In contrast, smart devices rarely have such comprehensive security, making them extraordinarily vulnerable to malware and hacking attempts.

It’s not just toothbrushes and dishwashers, but industrial sensors and 3D manufacturing printers. This means that smart devices’ vulnerability can have big repercussions for businesses and people alike. Data privacy, infrastructure, and financial stability are all exposed to uncomfortable levels of risk.

To add to this, we can’t ignore the fact that the number of smart devices increases every day. This means every hour the attack surface expands, opening doors to:

  • Distributed denial-of-service (DDoS) attacks, where hacked devices can be enlisted to flood servers with malicious traffic, unleashing chaos on critical infrastructure, resulting in financial losses.
  • Sensitive personal or corporate information breaches, due to the theft of information stored on or accessed through smart devices. This can lead to reputational damage and compliance gaps.
  • Botnet formation, where attackers take charge of networks of devices, so that they can launch further attacks and orchestrate malware infections.

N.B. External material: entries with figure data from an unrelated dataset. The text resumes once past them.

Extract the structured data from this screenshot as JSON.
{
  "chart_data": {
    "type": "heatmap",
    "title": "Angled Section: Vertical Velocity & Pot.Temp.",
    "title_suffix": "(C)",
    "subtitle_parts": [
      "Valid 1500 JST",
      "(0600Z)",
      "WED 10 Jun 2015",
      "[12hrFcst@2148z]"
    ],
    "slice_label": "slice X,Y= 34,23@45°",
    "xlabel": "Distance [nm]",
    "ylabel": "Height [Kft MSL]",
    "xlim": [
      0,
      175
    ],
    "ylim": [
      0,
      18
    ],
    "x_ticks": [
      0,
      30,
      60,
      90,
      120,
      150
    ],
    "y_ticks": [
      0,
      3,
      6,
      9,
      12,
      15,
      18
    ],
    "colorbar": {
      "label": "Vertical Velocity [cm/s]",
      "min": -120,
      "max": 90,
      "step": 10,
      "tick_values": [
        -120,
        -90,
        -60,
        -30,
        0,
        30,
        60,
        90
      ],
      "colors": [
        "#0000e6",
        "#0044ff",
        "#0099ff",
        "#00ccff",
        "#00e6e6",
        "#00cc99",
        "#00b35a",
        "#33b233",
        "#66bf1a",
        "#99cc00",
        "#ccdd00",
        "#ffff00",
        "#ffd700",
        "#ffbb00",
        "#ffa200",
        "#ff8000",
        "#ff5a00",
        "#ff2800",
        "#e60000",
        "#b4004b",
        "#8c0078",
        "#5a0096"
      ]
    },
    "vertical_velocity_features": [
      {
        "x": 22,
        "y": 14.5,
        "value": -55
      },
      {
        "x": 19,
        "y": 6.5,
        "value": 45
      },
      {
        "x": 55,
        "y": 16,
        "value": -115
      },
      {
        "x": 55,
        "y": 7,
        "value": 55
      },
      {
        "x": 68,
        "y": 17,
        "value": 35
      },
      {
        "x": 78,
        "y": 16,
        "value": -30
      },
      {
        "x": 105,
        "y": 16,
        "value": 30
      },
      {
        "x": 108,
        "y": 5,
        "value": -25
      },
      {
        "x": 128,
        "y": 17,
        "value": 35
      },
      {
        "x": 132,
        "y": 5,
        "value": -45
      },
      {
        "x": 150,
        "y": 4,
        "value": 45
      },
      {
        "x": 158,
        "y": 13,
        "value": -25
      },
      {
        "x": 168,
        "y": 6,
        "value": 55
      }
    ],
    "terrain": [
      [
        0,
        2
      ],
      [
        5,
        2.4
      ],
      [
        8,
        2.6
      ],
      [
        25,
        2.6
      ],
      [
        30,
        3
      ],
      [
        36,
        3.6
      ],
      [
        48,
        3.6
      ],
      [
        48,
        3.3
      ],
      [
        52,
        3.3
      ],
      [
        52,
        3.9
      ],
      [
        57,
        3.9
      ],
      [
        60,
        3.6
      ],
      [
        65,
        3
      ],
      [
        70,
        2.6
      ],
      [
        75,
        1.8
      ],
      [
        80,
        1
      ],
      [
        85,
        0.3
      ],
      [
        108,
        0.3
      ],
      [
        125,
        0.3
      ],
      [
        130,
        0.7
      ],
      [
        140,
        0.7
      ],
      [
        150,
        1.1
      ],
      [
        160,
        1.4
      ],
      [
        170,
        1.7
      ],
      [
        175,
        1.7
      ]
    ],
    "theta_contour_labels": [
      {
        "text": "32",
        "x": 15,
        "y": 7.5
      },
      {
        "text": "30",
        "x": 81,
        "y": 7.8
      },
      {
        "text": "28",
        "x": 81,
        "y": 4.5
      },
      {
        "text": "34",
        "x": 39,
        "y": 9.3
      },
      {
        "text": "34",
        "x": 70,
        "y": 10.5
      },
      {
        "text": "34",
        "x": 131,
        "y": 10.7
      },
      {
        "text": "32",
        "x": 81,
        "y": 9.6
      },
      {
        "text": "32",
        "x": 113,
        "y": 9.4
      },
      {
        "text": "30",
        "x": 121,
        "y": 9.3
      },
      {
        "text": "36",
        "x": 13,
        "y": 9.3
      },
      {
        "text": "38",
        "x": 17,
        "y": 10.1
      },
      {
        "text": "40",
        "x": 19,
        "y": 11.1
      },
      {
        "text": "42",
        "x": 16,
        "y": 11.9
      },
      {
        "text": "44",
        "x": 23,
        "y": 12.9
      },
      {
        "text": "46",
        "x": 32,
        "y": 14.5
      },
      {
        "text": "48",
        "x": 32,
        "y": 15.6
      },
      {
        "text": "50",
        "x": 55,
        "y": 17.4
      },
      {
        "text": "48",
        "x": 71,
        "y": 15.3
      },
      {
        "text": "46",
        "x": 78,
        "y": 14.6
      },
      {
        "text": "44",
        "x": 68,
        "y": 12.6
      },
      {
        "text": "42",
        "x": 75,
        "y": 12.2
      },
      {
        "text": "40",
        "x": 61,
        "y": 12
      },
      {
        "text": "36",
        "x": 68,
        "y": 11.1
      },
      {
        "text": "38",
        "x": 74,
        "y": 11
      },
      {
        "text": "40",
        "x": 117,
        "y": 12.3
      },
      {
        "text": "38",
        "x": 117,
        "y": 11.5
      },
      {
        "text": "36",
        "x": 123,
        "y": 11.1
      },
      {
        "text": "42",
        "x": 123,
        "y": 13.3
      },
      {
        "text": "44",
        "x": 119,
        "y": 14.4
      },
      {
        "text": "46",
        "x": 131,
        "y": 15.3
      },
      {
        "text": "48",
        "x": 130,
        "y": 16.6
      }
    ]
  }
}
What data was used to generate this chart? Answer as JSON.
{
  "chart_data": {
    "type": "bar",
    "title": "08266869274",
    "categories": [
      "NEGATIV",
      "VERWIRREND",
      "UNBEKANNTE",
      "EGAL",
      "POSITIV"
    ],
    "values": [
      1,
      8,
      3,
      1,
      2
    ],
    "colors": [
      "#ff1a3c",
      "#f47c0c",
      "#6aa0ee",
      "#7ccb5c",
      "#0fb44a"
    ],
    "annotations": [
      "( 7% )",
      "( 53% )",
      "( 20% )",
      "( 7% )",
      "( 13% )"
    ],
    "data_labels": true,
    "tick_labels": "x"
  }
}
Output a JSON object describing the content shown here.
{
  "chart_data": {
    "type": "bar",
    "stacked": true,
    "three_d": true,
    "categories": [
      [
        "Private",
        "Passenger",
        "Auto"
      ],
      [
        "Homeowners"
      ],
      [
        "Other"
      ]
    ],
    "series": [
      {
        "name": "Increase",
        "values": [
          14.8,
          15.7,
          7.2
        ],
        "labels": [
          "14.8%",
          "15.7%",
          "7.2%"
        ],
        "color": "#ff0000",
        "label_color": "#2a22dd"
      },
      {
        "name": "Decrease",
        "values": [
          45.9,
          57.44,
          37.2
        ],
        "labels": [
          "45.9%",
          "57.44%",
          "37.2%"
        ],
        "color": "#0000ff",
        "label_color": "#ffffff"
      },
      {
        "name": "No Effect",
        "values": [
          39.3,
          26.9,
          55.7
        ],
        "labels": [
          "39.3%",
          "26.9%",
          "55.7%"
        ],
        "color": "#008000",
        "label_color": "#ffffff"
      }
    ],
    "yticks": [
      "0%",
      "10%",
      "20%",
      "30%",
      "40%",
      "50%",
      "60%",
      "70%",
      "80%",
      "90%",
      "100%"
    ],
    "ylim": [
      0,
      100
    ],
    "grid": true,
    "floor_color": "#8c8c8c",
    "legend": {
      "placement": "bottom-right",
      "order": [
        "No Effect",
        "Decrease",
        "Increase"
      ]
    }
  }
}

How to protect your organization

Smart devices are a fact for many organizations. So what can you do to reduce risk? 

Here are our top five tips:

  • Prioritise security by putting in place comprehensive security measures for all connected devices. Make sure you include regular updates, secure networks and strong passwords.
  • Charging devices at public USB ports is risky as they can be used to inject malware.
  • Monitor devices for unusual behavior, like irregular power consumption or performance issues, as these could suggest malicious activity.
  • Only connect devices to the internet if you really need to. There are usually sound alternatives for non-essential “smart” features—consider these first.
  • Network protection is key, so be sure to use firewalls and other security solutions to guard your network against infiltration.

The toothbrush tale’s takeaway

The toothbrush attack may have been as false as Grandma’s dentures, yet the message is clear: IoT security is a critical issue for businesses.

There is no quick fix or holistic solution here—we exist within a flawed system. However, by being proactive and staying mindful of the dangers, it’s possible to cut the risk probability.

With IoT networks growing every day, it has never been more important for businesses to be at the top of their IT game. That’s why it makes sense not to go it alone. Finding the right IT specialist partner can strengthen your security, protect your data, fortify your decision-making, all while saving you money.